Felix Klein Colloquium: Mean-Field Control for a Diffusion Aggregation System with Coulomb lnteraction
The mean-field control problem for a multi-dimensional diffusion-aggregation system with Coulomb interaction [the so called parabolic elliptic Keller-Segel system] is considered. The existence of optimal control is proved through the Gamma-convergence of the control problem of a regularized particle control problem. There are three building blocks in the whole argument.
Firstly, for the optimal control problem on the particle level, instead of using the classical method for a stochastic system, we study directly the control problem of a high-dimensional parabolic equation, i.e. the corresponding Liouville equation of the particle system.
Secondly, the strong propagation of chaos result for moderate interacting system is obtained by combining the convergence in probability and relative entropy method. Due to this strong mean field limit result, we avoid the compact support requirement for control functions, which has been often used in the literature.

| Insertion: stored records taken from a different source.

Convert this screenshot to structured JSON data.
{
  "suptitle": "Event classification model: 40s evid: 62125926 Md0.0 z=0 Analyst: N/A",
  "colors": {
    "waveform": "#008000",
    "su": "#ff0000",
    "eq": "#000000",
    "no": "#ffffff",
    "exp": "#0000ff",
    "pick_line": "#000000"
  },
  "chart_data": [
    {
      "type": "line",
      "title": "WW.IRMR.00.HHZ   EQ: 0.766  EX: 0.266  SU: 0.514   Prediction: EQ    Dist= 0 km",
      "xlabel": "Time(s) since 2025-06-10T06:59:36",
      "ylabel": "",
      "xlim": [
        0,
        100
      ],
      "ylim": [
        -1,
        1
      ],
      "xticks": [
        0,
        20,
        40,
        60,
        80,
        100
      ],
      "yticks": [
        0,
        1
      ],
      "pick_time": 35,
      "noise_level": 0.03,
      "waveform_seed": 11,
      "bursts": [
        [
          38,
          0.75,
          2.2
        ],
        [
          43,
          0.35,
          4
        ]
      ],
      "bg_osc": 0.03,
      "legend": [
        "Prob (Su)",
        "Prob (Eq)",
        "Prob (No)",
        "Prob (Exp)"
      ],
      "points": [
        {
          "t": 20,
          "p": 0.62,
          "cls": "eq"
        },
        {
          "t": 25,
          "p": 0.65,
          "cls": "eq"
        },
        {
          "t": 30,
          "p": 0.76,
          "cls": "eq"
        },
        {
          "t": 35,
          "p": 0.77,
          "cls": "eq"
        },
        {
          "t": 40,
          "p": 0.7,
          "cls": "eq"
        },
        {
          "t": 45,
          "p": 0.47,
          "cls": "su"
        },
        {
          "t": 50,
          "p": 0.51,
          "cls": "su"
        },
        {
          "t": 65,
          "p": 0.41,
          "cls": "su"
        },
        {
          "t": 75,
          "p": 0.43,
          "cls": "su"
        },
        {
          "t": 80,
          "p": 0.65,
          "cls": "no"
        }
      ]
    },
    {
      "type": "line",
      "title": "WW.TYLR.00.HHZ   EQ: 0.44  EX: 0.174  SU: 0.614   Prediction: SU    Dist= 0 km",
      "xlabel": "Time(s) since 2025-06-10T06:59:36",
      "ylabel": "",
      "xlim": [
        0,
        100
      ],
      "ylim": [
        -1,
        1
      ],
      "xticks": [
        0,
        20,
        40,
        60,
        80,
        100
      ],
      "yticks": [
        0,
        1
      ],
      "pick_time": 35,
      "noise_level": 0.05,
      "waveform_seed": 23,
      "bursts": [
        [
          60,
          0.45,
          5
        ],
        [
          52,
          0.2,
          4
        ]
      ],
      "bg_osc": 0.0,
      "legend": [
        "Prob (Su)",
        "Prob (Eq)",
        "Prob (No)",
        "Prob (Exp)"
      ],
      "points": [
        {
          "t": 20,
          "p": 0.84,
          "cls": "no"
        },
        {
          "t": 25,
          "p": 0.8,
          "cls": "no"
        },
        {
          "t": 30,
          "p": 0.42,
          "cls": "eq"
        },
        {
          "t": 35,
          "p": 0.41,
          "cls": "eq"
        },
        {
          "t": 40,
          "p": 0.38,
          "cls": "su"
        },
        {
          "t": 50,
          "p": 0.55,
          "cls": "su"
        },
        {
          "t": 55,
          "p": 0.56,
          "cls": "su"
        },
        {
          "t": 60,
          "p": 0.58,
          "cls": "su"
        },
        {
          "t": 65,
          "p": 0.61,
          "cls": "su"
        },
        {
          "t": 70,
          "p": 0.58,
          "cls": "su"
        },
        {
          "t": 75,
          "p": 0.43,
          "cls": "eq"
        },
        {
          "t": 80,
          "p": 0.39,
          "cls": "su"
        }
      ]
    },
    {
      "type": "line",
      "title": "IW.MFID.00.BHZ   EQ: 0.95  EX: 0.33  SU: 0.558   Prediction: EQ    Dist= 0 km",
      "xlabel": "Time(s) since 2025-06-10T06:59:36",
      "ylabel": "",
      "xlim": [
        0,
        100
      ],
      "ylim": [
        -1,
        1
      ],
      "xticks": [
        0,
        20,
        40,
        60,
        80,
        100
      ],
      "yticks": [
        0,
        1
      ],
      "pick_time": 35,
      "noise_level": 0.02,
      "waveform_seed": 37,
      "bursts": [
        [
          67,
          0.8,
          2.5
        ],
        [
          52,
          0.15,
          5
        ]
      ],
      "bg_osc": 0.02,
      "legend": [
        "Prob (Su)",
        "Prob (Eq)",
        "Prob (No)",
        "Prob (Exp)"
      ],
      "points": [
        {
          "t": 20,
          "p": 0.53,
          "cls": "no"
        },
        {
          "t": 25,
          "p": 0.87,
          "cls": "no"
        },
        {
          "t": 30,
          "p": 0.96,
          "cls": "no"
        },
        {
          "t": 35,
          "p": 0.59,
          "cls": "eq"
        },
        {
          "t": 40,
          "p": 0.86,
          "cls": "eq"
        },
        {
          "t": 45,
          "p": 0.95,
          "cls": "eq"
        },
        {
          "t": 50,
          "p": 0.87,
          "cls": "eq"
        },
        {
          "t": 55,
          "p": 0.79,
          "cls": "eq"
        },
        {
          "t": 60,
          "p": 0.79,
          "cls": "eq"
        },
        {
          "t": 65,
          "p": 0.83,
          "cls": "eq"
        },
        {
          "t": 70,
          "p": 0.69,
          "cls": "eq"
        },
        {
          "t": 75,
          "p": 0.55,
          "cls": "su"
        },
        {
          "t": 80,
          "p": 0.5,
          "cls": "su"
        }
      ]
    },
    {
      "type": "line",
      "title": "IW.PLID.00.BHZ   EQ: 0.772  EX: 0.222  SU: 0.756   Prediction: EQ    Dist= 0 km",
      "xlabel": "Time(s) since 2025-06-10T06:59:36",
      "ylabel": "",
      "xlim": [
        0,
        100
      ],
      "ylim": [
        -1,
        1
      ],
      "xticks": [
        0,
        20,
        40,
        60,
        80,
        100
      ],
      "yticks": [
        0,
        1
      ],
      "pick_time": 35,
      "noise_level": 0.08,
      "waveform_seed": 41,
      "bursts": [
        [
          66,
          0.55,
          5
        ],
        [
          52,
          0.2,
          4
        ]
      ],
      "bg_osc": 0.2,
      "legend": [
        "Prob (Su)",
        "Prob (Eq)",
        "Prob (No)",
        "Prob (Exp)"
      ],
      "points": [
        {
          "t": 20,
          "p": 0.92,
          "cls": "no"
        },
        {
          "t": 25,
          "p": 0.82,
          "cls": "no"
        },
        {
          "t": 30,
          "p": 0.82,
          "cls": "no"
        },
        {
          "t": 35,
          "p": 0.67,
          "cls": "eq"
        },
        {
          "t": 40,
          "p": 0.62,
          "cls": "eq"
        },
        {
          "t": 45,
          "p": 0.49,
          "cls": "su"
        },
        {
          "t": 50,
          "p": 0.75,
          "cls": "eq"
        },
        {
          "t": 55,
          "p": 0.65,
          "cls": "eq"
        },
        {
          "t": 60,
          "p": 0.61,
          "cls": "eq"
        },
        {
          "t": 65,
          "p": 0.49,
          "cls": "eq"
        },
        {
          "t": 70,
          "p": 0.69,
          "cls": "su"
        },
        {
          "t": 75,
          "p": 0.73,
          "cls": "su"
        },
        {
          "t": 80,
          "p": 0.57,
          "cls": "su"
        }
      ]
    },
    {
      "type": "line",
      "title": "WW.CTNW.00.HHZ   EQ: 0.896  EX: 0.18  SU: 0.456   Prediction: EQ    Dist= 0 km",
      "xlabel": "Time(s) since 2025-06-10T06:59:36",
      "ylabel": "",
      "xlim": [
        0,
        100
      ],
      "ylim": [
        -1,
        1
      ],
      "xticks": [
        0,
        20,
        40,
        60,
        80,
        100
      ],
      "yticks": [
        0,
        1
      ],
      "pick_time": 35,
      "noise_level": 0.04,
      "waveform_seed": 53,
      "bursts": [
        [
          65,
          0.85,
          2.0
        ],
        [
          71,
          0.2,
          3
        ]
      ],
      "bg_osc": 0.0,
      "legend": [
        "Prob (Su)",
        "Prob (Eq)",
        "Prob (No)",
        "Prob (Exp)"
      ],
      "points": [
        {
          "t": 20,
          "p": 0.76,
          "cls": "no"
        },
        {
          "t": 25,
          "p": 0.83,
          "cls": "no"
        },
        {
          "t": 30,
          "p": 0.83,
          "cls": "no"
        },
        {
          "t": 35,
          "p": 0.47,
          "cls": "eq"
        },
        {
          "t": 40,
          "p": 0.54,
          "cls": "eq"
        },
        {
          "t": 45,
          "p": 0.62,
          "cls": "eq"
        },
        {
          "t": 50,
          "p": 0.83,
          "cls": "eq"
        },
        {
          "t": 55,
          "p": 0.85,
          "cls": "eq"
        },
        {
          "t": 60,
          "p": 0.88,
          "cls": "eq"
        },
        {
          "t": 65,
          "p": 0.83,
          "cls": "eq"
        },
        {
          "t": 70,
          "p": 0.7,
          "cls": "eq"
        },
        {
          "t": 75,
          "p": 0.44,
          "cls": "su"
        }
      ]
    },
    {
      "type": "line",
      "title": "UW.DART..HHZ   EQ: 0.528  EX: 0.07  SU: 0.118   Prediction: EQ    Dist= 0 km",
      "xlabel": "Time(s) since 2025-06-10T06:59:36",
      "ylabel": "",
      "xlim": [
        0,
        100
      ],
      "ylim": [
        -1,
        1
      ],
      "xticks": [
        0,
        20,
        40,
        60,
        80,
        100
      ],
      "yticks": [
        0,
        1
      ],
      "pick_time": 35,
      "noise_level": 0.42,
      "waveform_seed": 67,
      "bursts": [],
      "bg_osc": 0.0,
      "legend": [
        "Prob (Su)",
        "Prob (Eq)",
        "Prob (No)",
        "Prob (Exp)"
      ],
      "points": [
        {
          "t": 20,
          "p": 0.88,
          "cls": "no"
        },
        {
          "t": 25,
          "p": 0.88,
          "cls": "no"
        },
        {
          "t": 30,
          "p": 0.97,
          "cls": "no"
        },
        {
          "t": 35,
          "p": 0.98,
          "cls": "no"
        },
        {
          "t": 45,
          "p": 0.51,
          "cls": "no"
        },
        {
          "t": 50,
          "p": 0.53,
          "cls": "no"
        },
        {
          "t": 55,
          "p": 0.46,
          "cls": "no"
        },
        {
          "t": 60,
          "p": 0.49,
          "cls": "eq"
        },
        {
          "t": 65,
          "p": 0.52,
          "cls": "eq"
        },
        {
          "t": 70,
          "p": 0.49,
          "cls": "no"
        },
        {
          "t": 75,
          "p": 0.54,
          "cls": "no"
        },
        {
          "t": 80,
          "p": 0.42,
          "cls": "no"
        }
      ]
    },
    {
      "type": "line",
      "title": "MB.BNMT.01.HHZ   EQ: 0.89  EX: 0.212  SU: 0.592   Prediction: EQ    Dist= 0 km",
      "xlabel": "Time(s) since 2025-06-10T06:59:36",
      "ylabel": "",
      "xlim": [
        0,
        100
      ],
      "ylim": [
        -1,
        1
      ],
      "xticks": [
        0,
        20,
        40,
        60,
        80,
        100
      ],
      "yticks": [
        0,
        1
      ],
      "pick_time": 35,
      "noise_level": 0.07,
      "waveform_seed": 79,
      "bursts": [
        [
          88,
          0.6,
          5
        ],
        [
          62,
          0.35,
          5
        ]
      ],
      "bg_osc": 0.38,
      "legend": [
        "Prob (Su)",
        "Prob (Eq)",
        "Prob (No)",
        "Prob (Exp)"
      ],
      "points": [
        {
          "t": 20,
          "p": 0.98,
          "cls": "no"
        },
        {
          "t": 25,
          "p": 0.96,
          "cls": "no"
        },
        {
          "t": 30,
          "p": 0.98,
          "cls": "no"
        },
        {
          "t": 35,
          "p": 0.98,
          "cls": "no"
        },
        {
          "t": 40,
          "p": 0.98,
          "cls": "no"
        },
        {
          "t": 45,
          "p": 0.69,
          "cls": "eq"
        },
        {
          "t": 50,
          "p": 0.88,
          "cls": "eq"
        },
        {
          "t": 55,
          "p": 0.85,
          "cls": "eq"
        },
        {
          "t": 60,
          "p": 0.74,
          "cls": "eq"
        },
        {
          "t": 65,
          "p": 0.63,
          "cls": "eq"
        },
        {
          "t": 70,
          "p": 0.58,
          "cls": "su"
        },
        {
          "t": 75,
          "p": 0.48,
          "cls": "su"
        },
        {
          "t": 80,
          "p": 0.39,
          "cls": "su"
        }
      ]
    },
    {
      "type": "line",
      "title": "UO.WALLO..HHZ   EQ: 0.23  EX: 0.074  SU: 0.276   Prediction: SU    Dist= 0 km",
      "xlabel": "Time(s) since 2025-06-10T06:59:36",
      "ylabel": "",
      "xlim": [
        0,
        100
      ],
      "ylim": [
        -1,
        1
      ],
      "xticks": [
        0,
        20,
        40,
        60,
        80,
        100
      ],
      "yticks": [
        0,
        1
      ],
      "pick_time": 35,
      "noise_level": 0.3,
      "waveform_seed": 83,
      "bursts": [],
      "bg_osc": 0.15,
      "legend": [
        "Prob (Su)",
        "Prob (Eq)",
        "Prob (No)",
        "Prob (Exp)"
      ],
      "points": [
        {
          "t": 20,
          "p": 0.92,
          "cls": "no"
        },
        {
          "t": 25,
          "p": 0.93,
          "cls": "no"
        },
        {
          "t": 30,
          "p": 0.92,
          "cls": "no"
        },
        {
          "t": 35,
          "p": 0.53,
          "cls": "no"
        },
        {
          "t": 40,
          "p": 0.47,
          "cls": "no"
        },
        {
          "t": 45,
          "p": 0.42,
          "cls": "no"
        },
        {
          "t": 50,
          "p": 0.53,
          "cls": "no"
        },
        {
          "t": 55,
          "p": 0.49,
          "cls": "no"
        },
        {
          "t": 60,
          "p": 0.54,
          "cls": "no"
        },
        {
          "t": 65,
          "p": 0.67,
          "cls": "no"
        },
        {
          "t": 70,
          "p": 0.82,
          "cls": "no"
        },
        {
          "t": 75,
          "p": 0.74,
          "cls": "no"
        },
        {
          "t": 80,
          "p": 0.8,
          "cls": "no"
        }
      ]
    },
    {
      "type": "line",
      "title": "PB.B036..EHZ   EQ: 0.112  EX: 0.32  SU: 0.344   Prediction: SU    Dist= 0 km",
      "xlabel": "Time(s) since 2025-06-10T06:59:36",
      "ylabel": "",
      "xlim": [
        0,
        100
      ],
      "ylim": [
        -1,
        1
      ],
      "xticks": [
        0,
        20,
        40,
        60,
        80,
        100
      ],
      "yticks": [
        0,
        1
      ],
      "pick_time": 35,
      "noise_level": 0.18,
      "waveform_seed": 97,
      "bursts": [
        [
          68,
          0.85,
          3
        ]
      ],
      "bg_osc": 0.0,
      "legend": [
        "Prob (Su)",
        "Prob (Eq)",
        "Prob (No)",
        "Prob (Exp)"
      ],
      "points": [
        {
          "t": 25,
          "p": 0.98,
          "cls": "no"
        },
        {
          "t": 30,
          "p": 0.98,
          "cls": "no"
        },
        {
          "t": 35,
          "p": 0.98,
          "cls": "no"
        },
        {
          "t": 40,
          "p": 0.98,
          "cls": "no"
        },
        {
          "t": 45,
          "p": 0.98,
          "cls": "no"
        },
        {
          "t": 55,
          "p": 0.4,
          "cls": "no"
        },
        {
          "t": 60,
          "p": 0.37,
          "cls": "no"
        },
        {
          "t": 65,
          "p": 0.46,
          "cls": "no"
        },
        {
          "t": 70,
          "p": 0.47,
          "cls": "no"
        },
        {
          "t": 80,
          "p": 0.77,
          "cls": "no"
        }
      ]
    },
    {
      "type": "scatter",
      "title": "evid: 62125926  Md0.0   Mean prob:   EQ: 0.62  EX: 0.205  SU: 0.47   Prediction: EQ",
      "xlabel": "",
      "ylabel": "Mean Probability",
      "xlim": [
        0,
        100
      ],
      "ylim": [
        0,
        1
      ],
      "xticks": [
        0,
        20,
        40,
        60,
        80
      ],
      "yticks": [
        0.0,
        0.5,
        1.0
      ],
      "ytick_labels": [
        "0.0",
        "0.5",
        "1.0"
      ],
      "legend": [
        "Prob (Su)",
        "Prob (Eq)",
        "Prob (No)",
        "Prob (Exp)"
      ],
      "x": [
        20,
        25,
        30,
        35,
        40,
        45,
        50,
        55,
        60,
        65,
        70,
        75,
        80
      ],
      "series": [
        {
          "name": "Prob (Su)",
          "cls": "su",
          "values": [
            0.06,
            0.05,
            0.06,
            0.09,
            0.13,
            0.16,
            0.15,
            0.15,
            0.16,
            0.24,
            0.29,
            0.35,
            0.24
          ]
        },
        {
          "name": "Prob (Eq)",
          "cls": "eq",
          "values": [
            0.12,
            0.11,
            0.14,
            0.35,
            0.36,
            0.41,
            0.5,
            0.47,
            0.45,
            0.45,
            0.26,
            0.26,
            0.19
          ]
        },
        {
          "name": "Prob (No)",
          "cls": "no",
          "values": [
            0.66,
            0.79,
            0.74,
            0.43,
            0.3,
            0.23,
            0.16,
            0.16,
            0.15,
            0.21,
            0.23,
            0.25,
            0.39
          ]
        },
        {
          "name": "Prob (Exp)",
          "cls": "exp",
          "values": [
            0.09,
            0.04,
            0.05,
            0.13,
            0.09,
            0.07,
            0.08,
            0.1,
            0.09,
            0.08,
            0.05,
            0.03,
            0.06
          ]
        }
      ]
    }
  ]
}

Thirdly, because of strong the aggregation effect, additional difficulties arise from the control function in the well-posedness theory, so that the known method for the multi-dimensional Keller-Segel equation cannot be directly applied. lnstead, we use a combination of a local existence result and a bootstrap argument to obtain the global solution in the sub-critical regime.
Speaker: Prof. Dr. Li Chen, University of Mannheim, Germany
Time: 17:15 - 18:30 o'clock
Place: Building 48, room 210
The lectures of the Felix Klein Colloquium will be held at 17:15 in room 210 of the Mathematics Building 48. Beforehand - from 16:45 - there will be an opportunity to meet the speaker at the colloquium tea in room 580.